Есть вещь, которую я больше всего не люблю в Рашиде. Это его любовь к очевидным вещам, абсолютно неочевидным для всех, кроме него самого.
Сюрприз – мое второе имя.
Лиза ахнула.
Марька молча достала и аккуратно запаковала в старый ватный спальник спящего парня. Он так и не проснулся. Сопел носом и улыбался, подпихнув под щеку кулак. Просто умничка и заичка, иначе не скажешь. И не подумаешь, что еще пару дней назад этот парнишка охотился на людей.
Макс только посмотрел на нашу сегодняшнюю добычу и ушел подгонять машину. Не бросать же, в самом деле, почти голого непонятно кого в промзоне на Выхино. Босс сам предложил это сделать – пнуть охранника, открыть тяжелые ворота и заехать на территорию под его ответственность.
Не то чтобы он так уж заботился о нашем удобстве, но если бы нам пришлось тащить через проходную спящего человека в спальнике, это было бы слишком похоже на то, что мы выносим отсюда труп.
Незачем лишний раз нервировать посторонних людей.
Было бы хорошо, если бы парень поспал подольше. И я не хотел бы быть тем человеком, которому пришлось бы сообщить ему, что он еще не умер. Когда он проснется, его прошлое все еще будет рядом с ним, как болезнь, которую нельзя вылечить. И ему придется как-то жить с этим.
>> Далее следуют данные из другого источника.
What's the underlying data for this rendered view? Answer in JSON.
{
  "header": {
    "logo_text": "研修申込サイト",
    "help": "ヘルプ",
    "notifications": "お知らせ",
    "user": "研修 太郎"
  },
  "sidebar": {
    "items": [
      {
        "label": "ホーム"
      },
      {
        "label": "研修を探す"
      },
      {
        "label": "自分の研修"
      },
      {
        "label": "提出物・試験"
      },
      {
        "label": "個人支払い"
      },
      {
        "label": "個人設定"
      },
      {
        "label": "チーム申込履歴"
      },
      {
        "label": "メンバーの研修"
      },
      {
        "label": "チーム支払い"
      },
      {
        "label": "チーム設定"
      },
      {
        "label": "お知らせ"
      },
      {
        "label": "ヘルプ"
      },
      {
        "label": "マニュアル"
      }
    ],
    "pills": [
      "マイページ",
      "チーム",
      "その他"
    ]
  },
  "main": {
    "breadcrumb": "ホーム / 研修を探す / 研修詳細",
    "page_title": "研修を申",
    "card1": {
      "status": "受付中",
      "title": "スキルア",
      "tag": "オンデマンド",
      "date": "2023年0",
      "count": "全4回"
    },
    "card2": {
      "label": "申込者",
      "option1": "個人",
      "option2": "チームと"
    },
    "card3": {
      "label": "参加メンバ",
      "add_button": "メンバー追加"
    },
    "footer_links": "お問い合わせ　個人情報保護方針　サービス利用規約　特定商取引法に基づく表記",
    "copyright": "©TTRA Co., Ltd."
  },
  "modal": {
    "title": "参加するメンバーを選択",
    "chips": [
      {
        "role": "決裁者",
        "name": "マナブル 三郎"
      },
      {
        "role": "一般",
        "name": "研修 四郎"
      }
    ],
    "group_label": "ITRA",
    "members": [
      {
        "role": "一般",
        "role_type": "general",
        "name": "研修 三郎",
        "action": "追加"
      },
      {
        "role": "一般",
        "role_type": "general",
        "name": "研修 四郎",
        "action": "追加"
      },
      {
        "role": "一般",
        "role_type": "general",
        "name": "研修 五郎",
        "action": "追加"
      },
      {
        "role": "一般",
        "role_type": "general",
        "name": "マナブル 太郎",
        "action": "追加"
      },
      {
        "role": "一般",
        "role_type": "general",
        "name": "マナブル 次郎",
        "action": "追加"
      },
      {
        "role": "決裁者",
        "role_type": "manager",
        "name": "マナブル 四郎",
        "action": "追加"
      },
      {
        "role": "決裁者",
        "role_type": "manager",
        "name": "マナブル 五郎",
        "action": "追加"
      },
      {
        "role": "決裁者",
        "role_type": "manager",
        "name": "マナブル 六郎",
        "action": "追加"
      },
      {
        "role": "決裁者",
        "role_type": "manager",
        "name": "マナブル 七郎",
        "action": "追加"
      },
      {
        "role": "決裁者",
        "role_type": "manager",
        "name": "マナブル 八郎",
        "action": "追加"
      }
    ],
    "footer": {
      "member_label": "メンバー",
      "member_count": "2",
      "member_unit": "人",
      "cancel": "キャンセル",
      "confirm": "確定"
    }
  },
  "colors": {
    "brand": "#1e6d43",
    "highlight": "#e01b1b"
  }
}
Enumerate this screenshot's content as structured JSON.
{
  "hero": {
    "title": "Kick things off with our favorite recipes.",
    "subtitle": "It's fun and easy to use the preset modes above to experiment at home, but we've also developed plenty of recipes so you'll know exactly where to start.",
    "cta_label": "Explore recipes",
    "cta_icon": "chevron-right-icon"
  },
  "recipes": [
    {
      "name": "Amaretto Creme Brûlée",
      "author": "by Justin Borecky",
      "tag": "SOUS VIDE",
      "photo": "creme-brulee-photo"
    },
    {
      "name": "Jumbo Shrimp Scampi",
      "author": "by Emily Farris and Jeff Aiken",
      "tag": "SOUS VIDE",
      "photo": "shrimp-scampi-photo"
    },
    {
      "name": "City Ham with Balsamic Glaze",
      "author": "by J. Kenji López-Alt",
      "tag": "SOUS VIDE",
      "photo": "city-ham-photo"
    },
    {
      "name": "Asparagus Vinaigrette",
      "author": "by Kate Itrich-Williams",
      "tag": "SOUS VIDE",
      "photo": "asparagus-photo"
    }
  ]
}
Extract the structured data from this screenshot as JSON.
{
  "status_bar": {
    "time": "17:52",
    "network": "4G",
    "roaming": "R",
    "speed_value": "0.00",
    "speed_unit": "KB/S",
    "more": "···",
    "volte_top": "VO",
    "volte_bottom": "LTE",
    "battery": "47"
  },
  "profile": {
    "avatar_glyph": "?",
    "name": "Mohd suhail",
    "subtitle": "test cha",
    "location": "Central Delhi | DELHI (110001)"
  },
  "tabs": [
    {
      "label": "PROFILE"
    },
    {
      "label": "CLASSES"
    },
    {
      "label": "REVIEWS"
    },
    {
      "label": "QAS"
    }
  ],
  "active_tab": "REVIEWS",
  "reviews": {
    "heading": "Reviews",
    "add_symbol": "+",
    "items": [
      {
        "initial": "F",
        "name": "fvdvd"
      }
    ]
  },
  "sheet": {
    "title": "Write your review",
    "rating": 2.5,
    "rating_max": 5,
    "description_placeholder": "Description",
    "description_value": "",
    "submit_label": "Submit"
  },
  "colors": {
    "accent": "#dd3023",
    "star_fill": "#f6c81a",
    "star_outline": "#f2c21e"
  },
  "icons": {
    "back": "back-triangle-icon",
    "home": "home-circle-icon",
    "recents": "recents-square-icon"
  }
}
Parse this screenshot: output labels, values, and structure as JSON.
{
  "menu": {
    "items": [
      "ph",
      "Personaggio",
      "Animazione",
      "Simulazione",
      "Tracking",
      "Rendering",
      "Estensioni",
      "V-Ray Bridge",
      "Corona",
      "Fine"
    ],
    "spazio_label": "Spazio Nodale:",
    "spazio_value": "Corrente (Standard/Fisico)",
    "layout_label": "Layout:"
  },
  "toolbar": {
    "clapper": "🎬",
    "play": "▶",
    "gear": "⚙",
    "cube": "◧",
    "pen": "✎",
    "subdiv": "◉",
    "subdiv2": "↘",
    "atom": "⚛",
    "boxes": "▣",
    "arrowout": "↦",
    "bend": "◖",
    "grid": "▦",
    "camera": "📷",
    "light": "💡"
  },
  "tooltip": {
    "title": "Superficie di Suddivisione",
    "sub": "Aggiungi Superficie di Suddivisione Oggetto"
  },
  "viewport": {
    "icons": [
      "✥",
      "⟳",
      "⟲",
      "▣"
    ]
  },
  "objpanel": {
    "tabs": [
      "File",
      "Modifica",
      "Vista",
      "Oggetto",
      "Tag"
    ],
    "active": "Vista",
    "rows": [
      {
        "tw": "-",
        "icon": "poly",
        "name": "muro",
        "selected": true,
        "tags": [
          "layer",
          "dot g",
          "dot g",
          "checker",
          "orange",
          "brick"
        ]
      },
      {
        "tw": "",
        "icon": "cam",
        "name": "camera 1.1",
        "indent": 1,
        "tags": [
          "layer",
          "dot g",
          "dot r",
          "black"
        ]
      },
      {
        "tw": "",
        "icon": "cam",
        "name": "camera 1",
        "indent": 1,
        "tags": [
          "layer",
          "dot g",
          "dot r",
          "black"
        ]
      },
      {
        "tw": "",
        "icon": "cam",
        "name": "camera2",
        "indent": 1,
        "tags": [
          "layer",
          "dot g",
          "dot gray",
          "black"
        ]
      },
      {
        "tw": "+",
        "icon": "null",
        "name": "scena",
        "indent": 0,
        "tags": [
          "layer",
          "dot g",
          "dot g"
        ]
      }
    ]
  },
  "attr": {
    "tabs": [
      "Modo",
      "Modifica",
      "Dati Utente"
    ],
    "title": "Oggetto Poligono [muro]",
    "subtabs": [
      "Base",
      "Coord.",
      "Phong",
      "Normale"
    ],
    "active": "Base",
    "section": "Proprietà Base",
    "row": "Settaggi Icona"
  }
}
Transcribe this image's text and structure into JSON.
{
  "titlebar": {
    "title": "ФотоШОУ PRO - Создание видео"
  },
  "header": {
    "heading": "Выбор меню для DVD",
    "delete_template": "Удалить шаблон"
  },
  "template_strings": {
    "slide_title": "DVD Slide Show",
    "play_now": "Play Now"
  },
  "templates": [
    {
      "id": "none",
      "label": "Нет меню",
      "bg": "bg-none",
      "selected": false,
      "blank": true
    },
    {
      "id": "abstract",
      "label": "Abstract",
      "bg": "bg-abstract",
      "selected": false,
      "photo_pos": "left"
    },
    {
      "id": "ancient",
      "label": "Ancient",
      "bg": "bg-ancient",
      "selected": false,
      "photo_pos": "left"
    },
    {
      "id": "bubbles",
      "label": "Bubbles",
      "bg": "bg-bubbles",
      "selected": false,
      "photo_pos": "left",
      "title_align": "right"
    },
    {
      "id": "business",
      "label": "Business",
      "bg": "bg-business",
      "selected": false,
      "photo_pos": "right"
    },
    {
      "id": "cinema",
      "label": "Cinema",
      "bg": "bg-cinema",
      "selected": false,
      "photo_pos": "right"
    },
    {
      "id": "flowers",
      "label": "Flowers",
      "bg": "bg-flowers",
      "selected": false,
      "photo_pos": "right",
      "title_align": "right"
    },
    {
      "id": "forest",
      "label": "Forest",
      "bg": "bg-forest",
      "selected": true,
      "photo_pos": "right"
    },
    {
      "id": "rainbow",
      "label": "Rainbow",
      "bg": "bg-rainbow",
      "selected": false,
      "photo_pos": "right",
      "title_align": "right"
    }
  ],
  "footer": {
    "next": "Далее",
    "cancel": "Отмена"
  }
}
Не спрашивайте меня, откуда я это знал. Просто знал, и все.
Если бы он потерял память, это было бы милосердно. Проблема в том, что милосердия не существует. Когда ты делаешь что-то ужасное, пусть даже и не по своей воле, это останется с тобой до смерти и, может быть, даже немного дольше. Не думаю, что это наказание или что-нибудь подобное. Просто так все устроено.
Наверное, у меня все-таки было что-то странное с лицом, когда я смотрел на него. Наверняка дело было именно в этом, потому что ни в чем другом оно просто не могло быть. Когда мы сгрузили спальник на заднее сиденье, Лиза оттерла меня в сторонку и внимательно оглядела.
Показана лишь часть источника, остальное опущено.